Children are being pushed to study hard and constantly to succeed in their exams or be a failure, adults continue this in their jobs, etc. Overworking is a sign of dedication to their jobs, and it is standard practice for many. It is so bad that there is a word in Japanese for literally working yourself to death, karōshi (overwork death). That’s right, people push themselves so hard they get so exhausted from lack of sleep, insufficient diets, stress, etc., that some literally get a heart attack or stroke and die from overworking.

And among those who don’t have karōshi happen to them, many are so physically and mentally exhausted, many will go to Aokigahara to at least contemplate taking their own life. It should come as no surprise, also, that the number of suicides skyrockets in times of economic crisis with people losing their jobs and becoming unable to support their families, becoming “failures” in the eyes of society, all of which adds to the mental health problems that have developed through overworking and lack of relaxing and bonding with their families.

Now, to finally come to the main topic of this post. There is a YouTuber called Logan Paul, I don’t know this person, never heard of him before this. This guy is a rich, white, American guy who apparently has a knack for getting ideas and just doing them without thinking about them at all or whether it is appropriate or even smart to do. He decided it would be “fun” to visit this “spooky” forest in Japan for shitz ‘n gigglez and make a video about it to upload to his YouTube channel. He made a video in this hallowed place for no other reason than getting views and likes and comments on his YouTube channel, to make money. This hallowed place where so many people took their own lives after suffering so much mental anguish and pain that they saw no way out but to kill themselves. And he just went there, filming as he made jokes laughed at some companion tripping over things, etc.

And what do you know, in this forest known for being a place were dozens of people every year kill themselves, they actually come across a corpse. And this Logan Paul just keeps filming and being excited because it is the first time he has seen the corpse of a human. This was a real, actual person who was in such anguish and pain that he took his own life, and this rich, spoiled, brat just comes over and oohs and wows over his remains. Instead of turning the camera off and going to the authorities to report the body.

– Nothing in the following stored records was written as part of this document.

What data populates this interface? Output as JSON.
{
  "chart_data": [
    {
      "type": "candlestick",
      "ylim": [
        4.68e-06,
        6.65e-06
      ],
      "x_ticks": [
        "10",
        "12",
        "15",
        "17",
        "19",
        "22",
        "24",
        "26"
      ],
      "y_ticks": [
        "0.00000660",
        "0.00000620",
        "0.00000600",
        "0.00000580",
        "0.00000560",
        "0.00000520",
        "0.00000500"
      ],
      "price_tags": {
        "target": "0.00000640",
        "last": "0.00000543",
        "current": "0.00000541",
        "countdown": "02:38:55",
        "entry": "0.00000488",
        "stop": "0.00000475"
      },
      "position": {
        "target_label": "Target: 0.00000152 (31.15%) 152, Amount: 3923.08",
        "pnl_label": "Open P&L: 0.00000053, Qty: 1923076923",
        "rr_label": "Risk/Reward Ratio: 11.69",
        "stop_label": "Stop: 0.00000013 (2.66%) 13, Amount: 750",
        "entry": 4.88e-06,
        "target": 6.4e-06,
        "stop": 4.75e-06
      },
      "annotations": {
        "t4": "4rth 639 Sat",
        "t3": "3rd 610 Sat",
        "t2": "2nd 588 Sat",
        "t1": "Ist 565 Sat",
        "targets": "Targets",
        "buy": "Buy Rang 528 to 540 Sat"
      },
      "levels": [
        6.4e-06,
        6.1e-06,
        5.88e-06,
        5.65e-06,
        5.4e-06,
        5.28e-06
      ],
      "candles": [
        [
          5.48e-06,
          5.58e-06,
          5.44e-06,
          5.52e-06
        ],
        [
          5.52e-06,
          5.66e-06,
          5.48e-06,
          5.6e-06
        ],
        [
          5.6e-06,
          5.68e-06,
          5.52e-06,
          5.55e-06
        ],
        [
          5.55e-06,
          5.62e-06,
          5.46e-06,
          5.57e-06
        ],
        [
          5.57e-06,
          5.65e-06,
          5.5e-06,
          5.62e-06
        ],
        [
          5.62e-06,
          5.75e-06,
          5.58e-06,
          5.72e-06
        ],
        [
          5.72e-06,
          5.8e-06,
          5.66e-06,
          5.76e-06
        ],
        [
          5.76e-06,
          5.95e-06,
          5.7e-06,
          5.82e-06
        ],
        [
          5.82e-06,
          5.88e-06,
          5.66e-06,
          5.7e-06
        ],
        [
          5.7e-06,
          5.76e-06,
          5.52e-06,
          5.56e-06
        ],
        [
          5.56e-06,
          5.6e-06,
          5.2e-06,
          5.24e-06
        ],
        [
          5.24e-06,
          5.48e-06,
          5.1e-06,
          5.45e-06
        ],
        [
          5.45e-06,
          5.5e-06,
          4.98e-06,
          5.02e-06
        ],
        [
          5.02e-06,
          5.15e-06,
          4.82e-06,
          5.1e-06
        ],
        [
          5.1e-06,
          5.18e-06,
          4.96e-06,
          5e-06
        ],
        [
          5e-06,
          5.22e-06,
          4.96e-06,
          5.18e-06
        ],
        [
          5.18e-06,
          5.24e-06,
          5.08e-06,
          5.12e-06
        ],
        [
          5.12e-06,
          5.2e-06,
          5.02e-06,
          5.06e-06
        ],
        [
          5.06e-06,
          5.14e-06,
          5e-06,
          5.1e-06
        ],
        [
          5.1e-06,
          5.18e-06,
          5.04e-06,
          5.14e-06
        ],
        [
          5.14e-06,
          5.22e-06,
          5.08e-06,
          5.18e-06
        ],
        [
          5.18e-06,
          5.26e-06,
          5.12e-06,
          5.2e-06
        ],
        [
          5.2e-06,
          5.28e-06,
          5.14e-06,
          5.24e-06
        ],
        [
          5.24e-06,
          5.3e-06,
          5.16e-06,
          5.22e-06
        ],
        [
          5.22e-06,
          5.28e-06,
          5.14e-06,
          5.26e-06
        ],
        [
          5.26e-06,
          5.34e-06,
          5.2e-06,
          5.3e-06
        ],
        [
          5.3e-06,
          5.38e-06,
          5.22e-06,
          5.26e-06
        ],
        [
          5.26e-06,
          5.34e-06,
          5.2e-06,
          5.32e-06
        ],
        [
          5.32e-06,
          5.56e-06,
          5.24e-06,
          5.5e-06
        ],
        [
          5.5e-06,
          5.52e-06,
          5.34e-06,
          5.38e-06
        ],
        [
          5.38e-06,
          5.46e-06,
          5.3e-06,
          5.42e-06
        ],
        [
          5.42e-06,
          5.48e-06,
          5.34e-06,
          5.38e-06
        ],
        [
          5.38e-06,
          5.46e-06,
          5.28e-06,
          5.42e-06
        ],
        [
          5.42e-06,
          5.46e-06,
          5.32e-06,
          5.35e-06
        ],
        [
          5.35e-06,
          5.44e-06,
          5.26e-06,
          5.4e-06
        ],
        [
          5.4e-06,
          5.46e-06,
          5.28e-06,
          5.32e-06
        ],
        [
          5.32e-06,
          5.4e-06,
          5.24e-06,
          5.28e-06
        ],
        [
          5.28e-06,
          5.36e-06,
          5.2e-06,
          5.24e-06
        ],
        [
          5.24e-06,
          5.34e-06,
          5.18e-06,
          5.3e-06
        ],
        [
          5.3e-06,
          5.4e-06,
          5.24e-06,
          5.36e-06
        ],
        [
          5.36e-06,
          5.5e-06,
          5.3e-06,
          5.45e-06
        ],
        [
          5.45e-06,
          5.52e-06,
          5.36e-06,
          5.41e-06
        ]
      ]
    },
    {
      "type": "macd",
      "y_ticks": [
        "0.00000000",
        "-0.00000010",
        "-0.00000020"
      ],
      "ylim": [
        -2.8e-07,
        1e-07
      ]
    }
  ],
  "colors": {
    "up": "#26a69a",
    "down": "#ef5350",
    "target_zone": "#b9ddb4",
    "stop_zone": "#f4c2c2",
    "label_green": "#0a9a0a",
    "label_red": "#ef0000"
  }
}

He then uploaded the video to his channel. It has since been taken down by him as the backlash started hitting him. He has apologised, didn’t mean to offend anyone, but you just know it is not genuine. That he’s just saying sorry now until the next big thing comes and this gets forgotten.

All of his actions speak to an alarming degree of disrespect towards the Dead. Respect for the Dead is one of the most basic values of humankind. Found across cultures and religious traditions, even to people who do not subscribe to any religion it comes naturally. Humans instinctually respect the Dead. Regardless of one’s religious views, the amount of disrespect this Logan Paul has shown should be absolutely revolting. He went right into this hallowed forest, that is no doubt filled with countless Dead in pain and anguish, potentially vengeful towards the Living, and acted in such a disgraceful and disrespectful way that it boggles the mind.

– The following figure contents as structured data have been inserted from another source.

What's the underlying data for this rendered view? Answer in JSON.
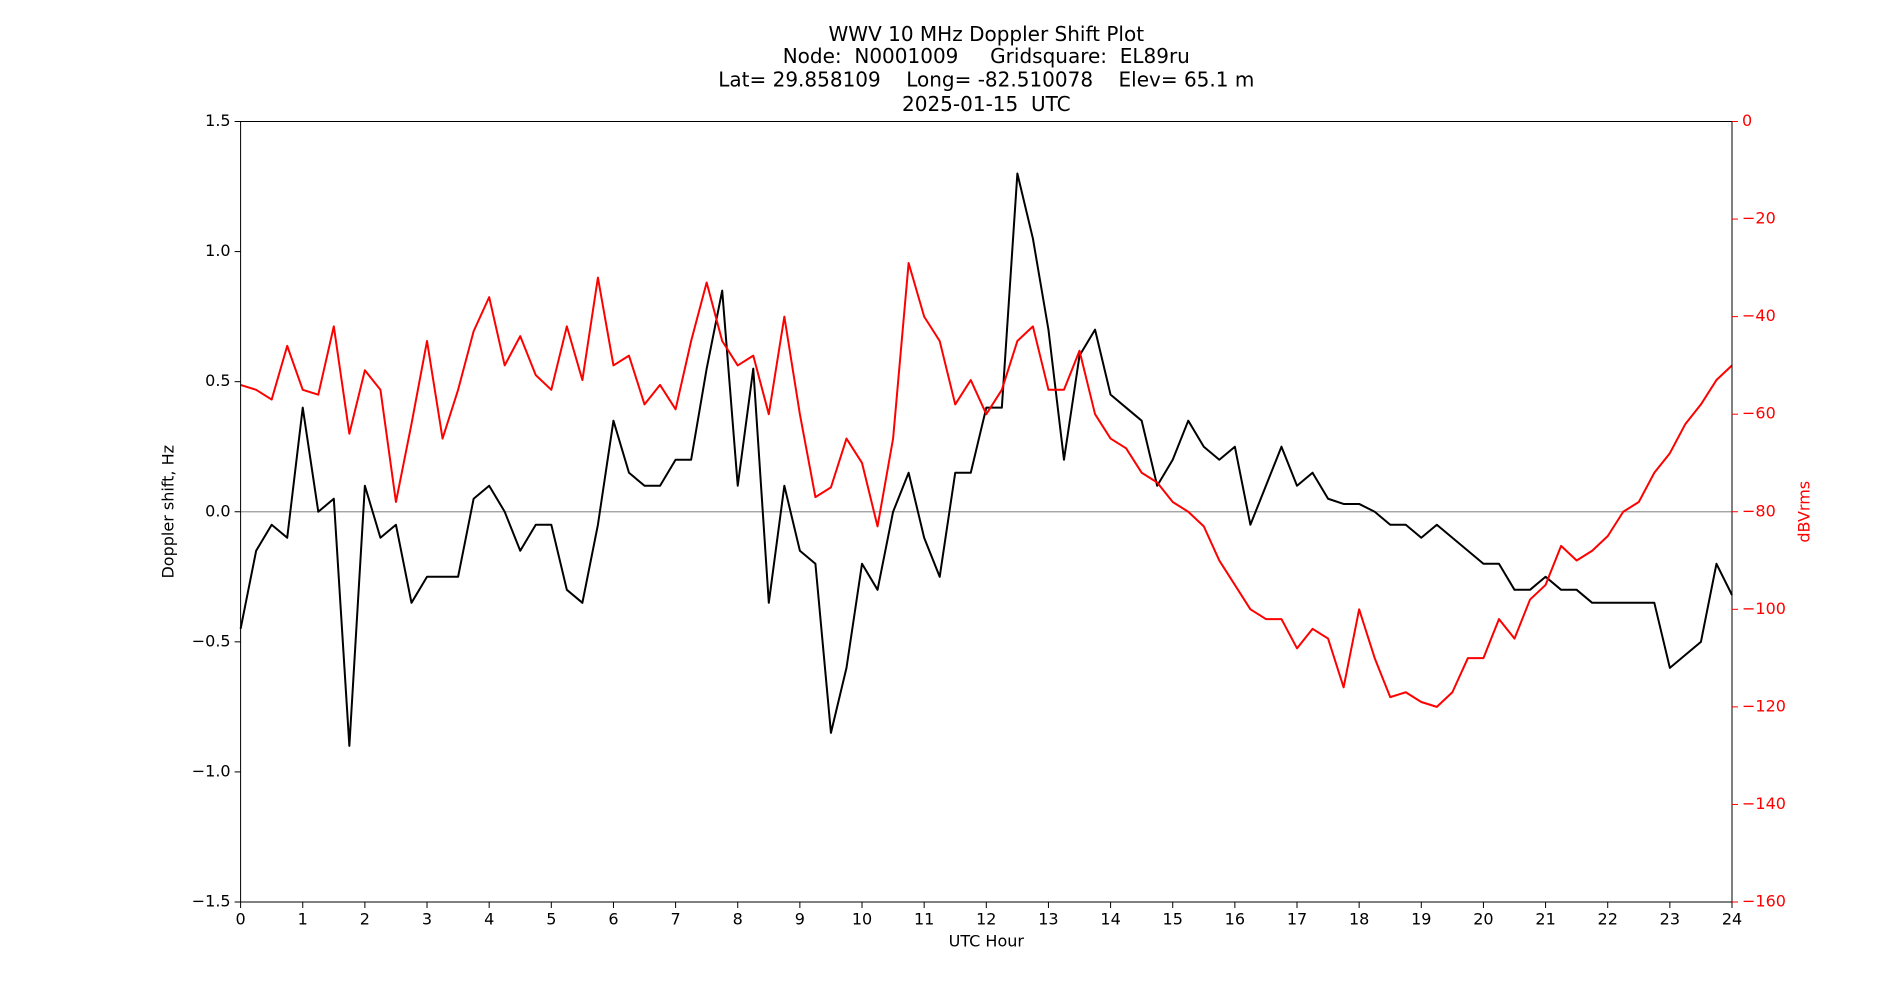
{
  "chart_data": {
    "type": "line",
    "title": [
      "WWV 10 MHz Doppler Shift Plot",
      "Node:  N0001009     Gridsquare:  EL89ru",
      "Lat= 29.858109    Long= -82.510078    Elev= 65.1 m",
      "2025-01-15  UTC"
    ],
    "x_label": "UTC Hour",
    "y_label": "Doppler shift, Hz",
    "y2_label": "dBVrms",
    "y2_color": "#ff0000",
    "zero_line": true,
    "x": [
      0,
      0.25,
      0.5,
      0.75,
      1,
      1.25,
      1.5,
      1.75,
      2,
      2.25,
      2.5,
      2.75,
      3,
      3.25,
      3.5,
      3.75,
      4,
      4.25,
      4.5,
      4.75,
      5,
      5.25,
      5.5,
      5.75,
      6,
      6.25,
      6.5,
      6.75,
      7,
      7.25,
      7.5,
      7.75,
      8,
      8.25,
      8.5,
      8.75,
      9,
      9.25,
      9.5,
      9.75,
      10,
      10.25,
      10.5,
      10.75,
      11,
      11.25,
      11.5,
      11.75,
      12,
      12.25,
      12.5,
      12.75,
      13,
      13.25,
      13.5,
      13.75,
      14,
      14.25,
      14.5,
      14.75,
      15,
      15.25,
      15.5,
      15.75,
      16,
      16.25,
      16.5,
      16.75,
      17,
      17.25,
      17.5,
      17.75,
      18,
      18.25,
      18.5,
      18.75,
      19,
      19.25,
      19.5,
      19.75,
      20,
      20.25,
      20.5,
      20.75,
      21,
      21.25,
      21.5,
      21.75,
      22,
      22.25,
      22.5,
      22.75,
      23,
      23.25,
      23.5,
      23.75,
      24
    ],
    "series": [
      {
        "name": "Doppler shift",
        "color": "#000000",
        "axis": "y",
        "values": [
          -0.45,
          -0.15,
          -0.05,
          -0.1,
          0.4,
          0.0,
          0.05,
          -0.9,
          0.1,
          -0.1,
          -0.05,
          -0.35,
          -0.25,
          -0.25,
          -0.25,
          0.05,
          0.1,
          0.0,
          -0.15,
          -0.05,
          -0.05,
          -0.3,
          -0.35,
          -0.05,
          0.35,
          0.15,
          0.1,
          0.1,
          0.2,
          0.2,
          0.55,
          0.85,
          0.1,
          0.55,
          -0.35,
          0.1,
          -0.15,
          -0.2,
          -0.85,
          -0.6,
          -0.2,
          -0.3,
          0.0,
          0.15,
          -0.1,
          -0.25,
          0.15,
          0.15,
          0.4,
          0.4,
          1.3,
          1.05,
          0.7,
          0.2,
          0.6,
          0.7,
          0.45,
          0.4,
          0.35,
          0.1,
          0.2,
          0.35,
          0.25,
          0.2,
          0.25,
          -0.05,
          0.1,
          0.25,
          0.1,
          0.15,
          0.05,
          0.03,
          0.03,
          0.0,
          -0.05,
          -0.05,
          -0.1,
          -0.05,
          -0.1,
          -0.15,
          -0.2,
          -0.2,
          -0.3,
          -0.3,
          -0.25,
          -0.3,
          -0.3,
          -0.35,
          -0.35,
          -0.35,
          -0.35,
          -0.35,
          -0.6,
          -0.55,
          -0.5,
          -0.2,
          -0.32
        ]
      },
      {
        "name": "dBVrms",
        "color": "#ff0000",
        "axis": "y2",
        "values": [
          -54,
          -55,
          -57,
          -46,
          -55,
          -56,
          -42,
          -64,
          -51,
          -55,
          -78,
          -62,
          -45,
          -65,
          -55,
          -43,
          -36,
          -50,
          -44,
          -52,
          -55,
          -42,
          -53,
          -32,
          -50,
          -48,
          -58,
          -54,
          -59,
          -45,
          -33,
          -45,
          -50,
          -48,
          -60,
          -40,
          -60,
          -77,
          -75,
          -65,
          -70,
          -83,
          -65,
          -29,
          -40,
          -45,
          -58,
          -53,
          -60,
          -55,
          -45,
          -42,
          -55,
          -55,
          -47,
          -60,
          -65,
          -67,
          -72,
          -74,
          -78,
          -80,
          -83,
          -90,
          -95,
          -100,
          -102,
          -102,
          -108,
          -104,
          -106,
          -116,
          -100,
          -110,
          -118,
          -117,
          -119,
          -120,
          -117,
          -110,
          -110,
          -102,
          -106,
          -98,
          -95,
          -87,
          -90,
          -88,
          -85,
          -80,
          -78,
          -72,
          -68,
          -62,
          -58,
          -53,
          -50
        ]
      }
    ],
    "xlim": [
      0,
      24
    ],
    "xticks": [
      0,
      1,
      2,
      3,
      4,
      5,
      6,
      7,
      8,
      9,
      10,
      11,
      12,
      13,
      14,
      15,
      16,
      17,
      18,
      19,
      20,
      21,
      22,
      23,
      24
    ],
    "ylim": [
      -1.5,
      1.5
    ],
    "yticks": [
      {
        "value": -1.5,
        "label": "−1.5"
      },
      {
        "value": -1.0,
        "label": "−1.0"
      },
      {
        "value": -0.5,
        "label": "−0.5"
      },
      {
        "value": 0.0,
        "label": "0.0"
      },
      0.5,
      {
        "value": 1.0,
        "label": "1.0"
      },
      1.5
    ],
    "y2lim": [
      -160,
      0
    ],
    "y2ticks": [
      {
        "value": -160,
        "label": "−160"
      },
      {
        "value": -140,
        "label": "−140"
      },
      {
        "value": -120,
        "label": "−120"
      },
      {
        "value": -100,
        "label": "−100"
      },
      {
        "value": -80,
        "label": "−80"
      },
      {
        "value": -60,
        "label": "−60"
      },
      {
        "value": -40,
        "label": "−40"
      },
      {
        "value": -20,
        "label": "−20"
      },
      0
    ]
  }
}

Have respect for the Dead people, and teach others to do the same. If this is where society is going, it is not going someplace good…

If you are feeling suicidal, please seek professional help. If your country has suicide hotlines or other mental health support, please contact them. Let them help you get through this.

εὖ ἔχε. Be well.

One comment on “On the Suicide Forest, Logan Paul, and Respect for the Dead

  1. Bragiteilen says:

    This is clearly a very well-thought out, insightful, and most importantly, respectful response to Logan Paul’s actions. Thank you for sharing your thoughts, and I hope that others will find this as I have, and arrive at a better understanding of the situation than they had before.